Eppure, per quanto a prima vista sembrerebbe che il dibattito di ieri rappresenti un indubbio successo sul fronte elettorale, le cose potrebbero non rivelarsi così semplici. In primo luogo, poiché Trump è stato l’unico tra i dieci candidati presenti a rifiutare di impegnarsi a non correre da indipendente, in caso di non ottenimento della nomination. Una dichiarazione che ha suscitato una forte disapprovazione da parte del pubblico in platea e soprattutto una scintillante polemica con il libertarian Rand Paul. Trump ha quindi ufficialmente confermato la sua intenzione di fondare un terzo partito e questo dovrebbe tendenzialmente avere delle ripercussioni negative in termini di consenso anche da parte della destra conservatrice (quantomeno nelle sue componenti meno radicali).

Ulteriore problema è stato poi il suo linguaggio. Se da una parte lo ha indubbiamente favorito, soprattutto nel confronto con i candidati più compassati e istituzionali (come Jeb Bush), dall’altra potrebbe essersi rivelato un’arma a doppio taglio. E ci riferiamo in particolar modo alle sue battute pesanti sulle donne, ricordategli a inizio dibattito e da lui non smentite ma (anzi) convintamente ribadite. Affermazioni elettoralmente assai pericolose, se è vero – come da tempo sostengono molti analisti – che il voto femminile stia diventando sempre più decisivo, soprattutto per la vittoria alla general election.

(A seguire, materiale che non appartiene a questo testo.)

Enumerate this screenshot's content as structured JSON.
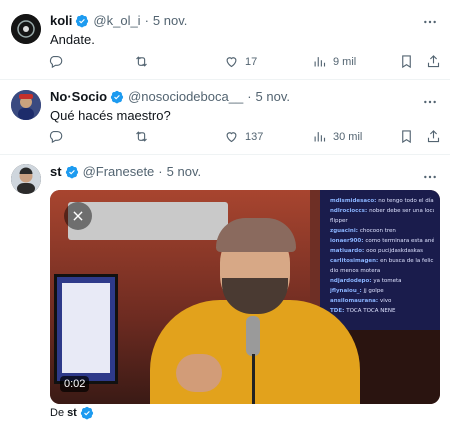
{
  "tweets": [
    {
      "name": "koli",
      "handle": "@k_ol_i",
      "date": "5 nov.",
      "text": "Andate.",
      "views": "9 mil",
      "replies": "",
      "retweets": "",
      "likes": "17"
    },
    {
      "name": "No·Socio",
      "handle": "@nosociodeboca__",
      "date": "5 nov.",
      "text": "Qué hacés maestro?",
      "replies": "",
      "retweets": "",
      "likes": "137",
      "views": "30 mil"
    },
    {
      "name": "st",
      "handle": "@Franesete",
      "date": "5 nov.",
      "video_time": "0:02",
      "from_label": "De",
      "from_name": "st",
      "chat": [
        {
          "user": "mdismidesaco:",
          "msg": "no tengo todo el día pues"
        },
        {
          "user": "ndlrocioccs:",
          "msg": "nober debe ser una locura en"
        },
        {
          "user": "",
          "msg": "flipper"
        },
        {
          "user": "zguacini:",
          "msg": "chocoon tren"
        },
        {
          "user": "ionaer900:",
          "msg": "como terminara esta anécu"
        },
        {
          "user": "matiuardo:",
          "msg": "ooo pucijdaskdaskas"
        },
        {
          "user": "carlitosimagen:",
          "msg": "en busca de la felicidad"
        },
        {
          "user": "",
          "msg": "dio menos motera"
        },
        {
          "user": "ndjardodepo:",
          "msg": "ya tometa"
        },
        {
          "user": "jflynaiou_:",
          "msg": "jj golpe"
        },
        {
          "user": "ansilomaurana:",
          "msg": "vivo"
        },
        {
          "user": "TDE:",
          "msg": "TOCA TOCA NENE"
        }
      ]
    }
  ],
  "colors": {
    "verified": "#1d9bf0",
    "text": "#0f1419",
    "muted": "#536471"
  }
}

Si pensi soltanto che Obama nel 2012 è riuscito a battere Romney proprio grazie al voto delle donne. Un voto che è allora sempre più corteggiato, a destra come a sinistra. Hillary Clinton sta cercando da mesi di accattivarselo, attraverso la riproposizione (e la radicalizzazione) dei suoi storici vessilli femministi: un tentativo che tuttavia – secondo recenti sondaggi – non starebbe riuscendo: in quanto l’ex first lady starebbe perdendo progressivamente l’appoggio delle donne bianche (pare – soprattutto – a causa dell’emailgate). Un dato cui – dalle parti dello staff clintoniano – si guarda con profonda preoccupazione.

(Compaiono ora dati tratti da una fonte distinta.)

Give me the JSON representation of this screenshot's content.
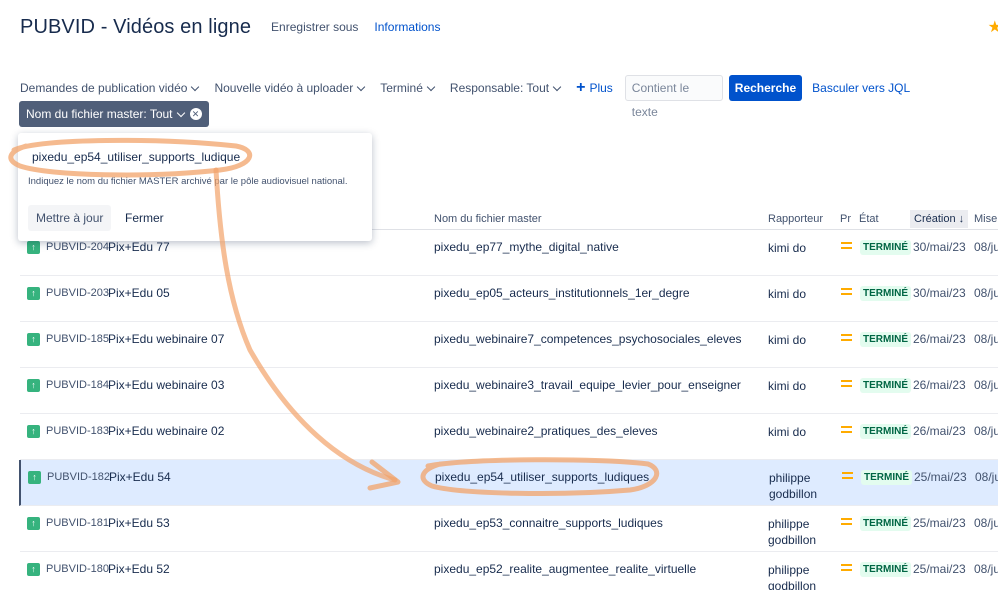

In tal senso, la battuta di Trump potrebbe rivelarsi un boomerang, tanto più se si considera la bufera in cui è finito Bush qualche giorno fa, per aver detto che alcune associazioni finalizzate alla salute femminile (quelle di stampo abortista) non dovrebbero più essere finanziate da denaro pubblico. Un boomerang quindi che Trump non ha saputo (o forse voluto) considerare. Perché? Una svista? Oppure una precisa strategia per rimarcare la propria originalità?

Che si tratti di una svista è difficile crederlo. Nel caso invece si trattasse di una strategia, non è chiaro quale beneficio il magnare possa realisticamente trarre dall’alienarsi una quota elettorale (quella femminile) da tutti giudicata tanto importante.

Certo è che ancora una volta la candidatura di Trump appare strana. Un notorio democratico che improvvisamente resta folgorato sulla via dell’Elefantino. Un feroce accusatore di Hillary Clinton, che tuttavia non disdegna le telefonate amichevoli del marito Bill, a poche ore dal dibattito televisivo. Un celebre abortista che si trasforma in un vigoroso pro life. Uno che dice di ambire alla presidenza degli Stati Uniti e che al contempo continua imperterrito a spingere sul pedale del radicalismo, ben sapendo che la Casa Bianca si conquista soprattutto rivolgendosi al voto moderato (e femminile).

Come che sia, senza scadere in dietrologie o sterili complottismi, una cosa è certa. La performance di Cleveland segna uno spartiacque: non solo per la corsa di Trump ma per il GOP tutto. Nei prossimi giorni difatti sapremo la verità. Se il fenomeno imploderà, ripiegandosi su sé stesso e permettendo all’Elefantino di tornare ad una competizione tradizionale. Oppure (e non è affatto da escludere), se continuerà a crescere, determinando una fase di svolta nella storia del Partito Repubblicano, nel nome di una mutazione genetica dal futuro profondamente incerto.